A prominent rabbi endorses a fascist in the latest episode of HBO’s miniseries.
“He’s koshering Lindbergh.”
With those three words near the end of the second episode of HBO’s The Plot Against America, the true intent of our country’s political machinery snaps into focus. We now have a good look at Rabbi Lionel Bengelsdorf (John Turturro), a bigshot in the Newark Jewish community and Evelyn’s (Winona Ryder) new squeeze, and what we see is terrifying: a Jewish leader who stumps on the campaign trail for a Nazi sympathizer.
Of course, as the Levin family observes from their homes, no self-respecting Jew would follow Bengelsdorf into the trenches behind someone like Charles Lindbergh for president. That’s not why the Lindbergh campaign trotted him out. No, he’s there to lend the candidate an air of legitimacy, for all the goyim who like his policies but don’t want to feel guilty about that other stuff. All they need is a guy with a yarmulke to tell them he’s all right: how could this man be anti-Semitic if he’s endorsed by a rabbi?
But that riddle says far more about the rabbi than it does about the candidate. Bengelsdorf was the fascinating enigma at the center of Phillip Roth’s novel: the leader who abandons his flock for personal gain. And David Simon’s show complicates the character even more, now that we can see him up close. Turturro plays him as a man who seems to legitimately believe he’s doing the right thing because he’s saving the U.S. from getting involved in a war… even if the war stands to eradicate his own people.
It’s easy to throw around the phrase “self-hating Jew” as an insult these days to describe pretty much any Jew with whom we may disagree politically. But who does the phrase actually describe? I think it’s someone like Bengelsdorf.
How are the other members of the Levin family weathering this unprecedented stormtrooper march to the White House? While the men sputter and bicker uselessly amongst themselves, Elizabeth (Zoe Kazan) is excited to start her new job at the local department store… until two WASPy customers waltz in with Lindbergh pins (“Leap for Lindy!”) and remind her how widely accepted his candidacy has become. It’s a scene that cuts deep in the modern era, thinking about how some seemingly innocuous campaign swag and fashion trends can quickly assume the symbol of something deeper and more frightening than even its wearers may understand. Leap for Lindy, indeed.
But there are still moments of levity to be found, especially in a cute bit of play-acting between Elizabeth and hubby Herman (Morgan Spector), and a shout-out to Jewish Detroit’s most valuable export of the era, Tigers superstar Hank Greenberg. Even though he’s clobbering their favorite team on the radio, these Yankees fans call it a win when Greenberg rounds the bases.

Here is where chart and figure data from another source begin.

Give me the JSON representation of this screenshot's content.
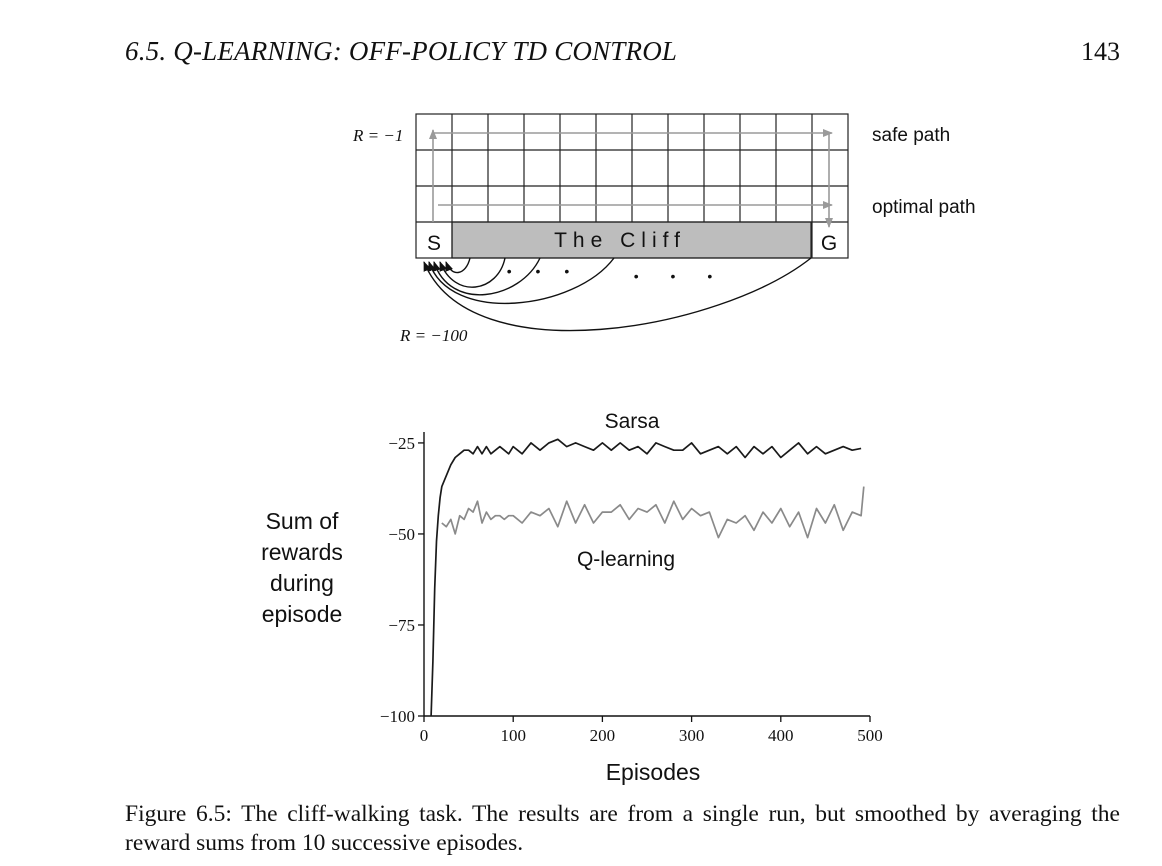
{
  "header": {
    "section_title": "6.5.  Q-LEARNING: OFF-POLICY TD CONTROL",
    "page_number": "143"
  },
  "cliff_diagram": {
    "reward_step": "R = −1",
    "reward_cliff": "R = −100",
    "start_label": "S",
    "goal_label": "G",
    "cliff_label": "The Cliff",
    "safe_path_label": "safe path",
    "optimal_path_label": "optimal path",
    "dots": "• • •"
  },
  "chart_data": {
    "type": "line",
    "title": "",
    "xlabel": "Episodes",
    "ylabel": "Sum of rewards during episode",
    "ylabel_lines": [
      "Sum of",
      "rewards",
      "during",
      "episode"
    ],
    "xlim": [
      0,
      500
    ],
    "ylim": [
      -100,
      -22
    ],
    "x_ticks": [
      "0",
      "100",
      "200",
      "300",
      "400",
      "500"
    ],
    "y_ticks": [
      "−25",
      "−50",
      "−75",
      "−100"
    ],
    "grid": false,
    "colors": {
      "Sarsa": "#1a1a1a",
      "Q-learning": "#8a8a8a"
    },
    "series": [
      {
        "name": "Sarsa",
        "x": [
          8,
          10,
          12,
          14,
          16,
          18,
          20,
          25,
          30,
          35,
          40,
          45,
          50,
          55,
          60,
          65,
          70,
          75,
          80,
          85,
          90,
          95,
          100,
          110,
          120,
          130,
          140,
          150,
          160,
          170,
          180,
          190,
          200,
          210,
          220,
          230,
          240,
          250,
          260,
          270,
          280,
          290,
          300,
          310,
          320,
          330,
          340,
          350,
          360,
          370,
          380,
          390,
          400,
          410,
          420,
          430,
          440,
          450,
          460,
          470,
          480,
          490
        ],
        "values": [
          -100,
          -85,
          -65,
          -52,
          -45,
          -40,
          -37,
          -34,
          -31,
          -29,
          -28,
          -27,
          -27,
          -28,
          -26,
          -28,
          -26,
          -28,
          -27,
          -26,
          -27,
          -28,
          -26,
          -28,
          -25,
          -27,
          -25,
          -24,
          -26,
          -25,
          -26,
          -27,
          -25,
          -27,
          -25,
          -27,
          -26,
          -28,
          -25,
          -26,
          -27,
          -27,
          -25,
          -28,
          -27,
          -26,
          -28,
          -26,
          -29,
          -26,
          -28,
          -26,
          -29,
          -27,
          -25,
          -28,
          -26,
          -28,
          -27,
          -26,
          -27,
          -26.5
        ]
      },
      {
        "name": "Q-learning",
        "x": [
          20,
          25,
          30,
          35,
          40,
          45,
          50,
          55,
          60,
          65,
          70,
          75,
          80,
          85,
          90,
          95,
          100,
          110,
          120,
          130,
          140,
          150,
          160,
          170,
          180,
          190,
          200,
          210,
          220,
          230,
          240,
          250,
          260,
          270,
          280,
          290,
          300,
          310,
          320,
          330,
          340,
          350,
          360,
          370,
          380,
          390,
          400,
          410,
          420,
          430,
          440,
          450,
          460,
          470,
          480,
          490,
          493
        ],
        "values": [
          -47,
          -48,
          -46,
          -50,
          -45,
          -46,
          -43,
          -44,
          -41,
          -47,
          -44,
          -46,
          -45,
          -45,
          -46,
          -45,
          -45,
          -47,
          -44,
          -45,
          -43,
          -48,
          -41,
          -47,
          -42,
          -47,
          -44,
          -44,
          -42,
          -46,
          -43,
          -44,
          -42,
          -47,
          -41,
          -46,
          -43,
          -45,
          -44,
          -51,
          -46,
          -47,
          -45,
          -49,
          -44,
          -47,
          -43,
          -48,
          -44,
          -51,
          -43,
          -47,
          -42,
          -49,
          -44,
          -45,
          -37
        ]
      }
    ],
    "series_labels": {
      "sarsa": "Sarsa",
      "qlearning": "Q-learning"
    }
  },
  "caption": {
    "label": "Figure 6.5:",
    "text": "The cliff-walking task.  The results are from a single run, but smoothed by averaging the reward sums from 10 successive episodes."
  }
}
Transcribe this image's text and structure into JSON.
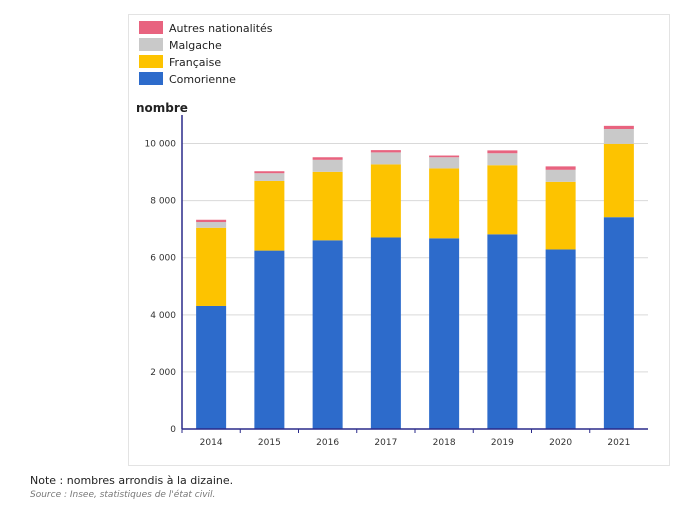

But how much longer can these Jews comfortably lie nested within the fabric of everyday American life before they begin to feel excluded from it? Already the three younger men are drifting apart from one another, with cousin Alvie (Anthony Boyle) running off to Canada so he can fight the Nazis, while Phillip (Azhy Robertson) falls under the spell of a charismatic, wealth and status-obsessed classmate (who has an uneasy, very Phillip Roth-like fascination with his celebrity mother’s underthings). And Phillip’s brother Sandy (Caleb Malis)? He continues to draw his Lindbergh sketches, even defending the pilot’s aviation skills in an argument with his father.
This is the stage we’ve reached so quickly: vulnerable families turning on each other at the dinner table. The koshering of Lindbergh is the un-koshering of America.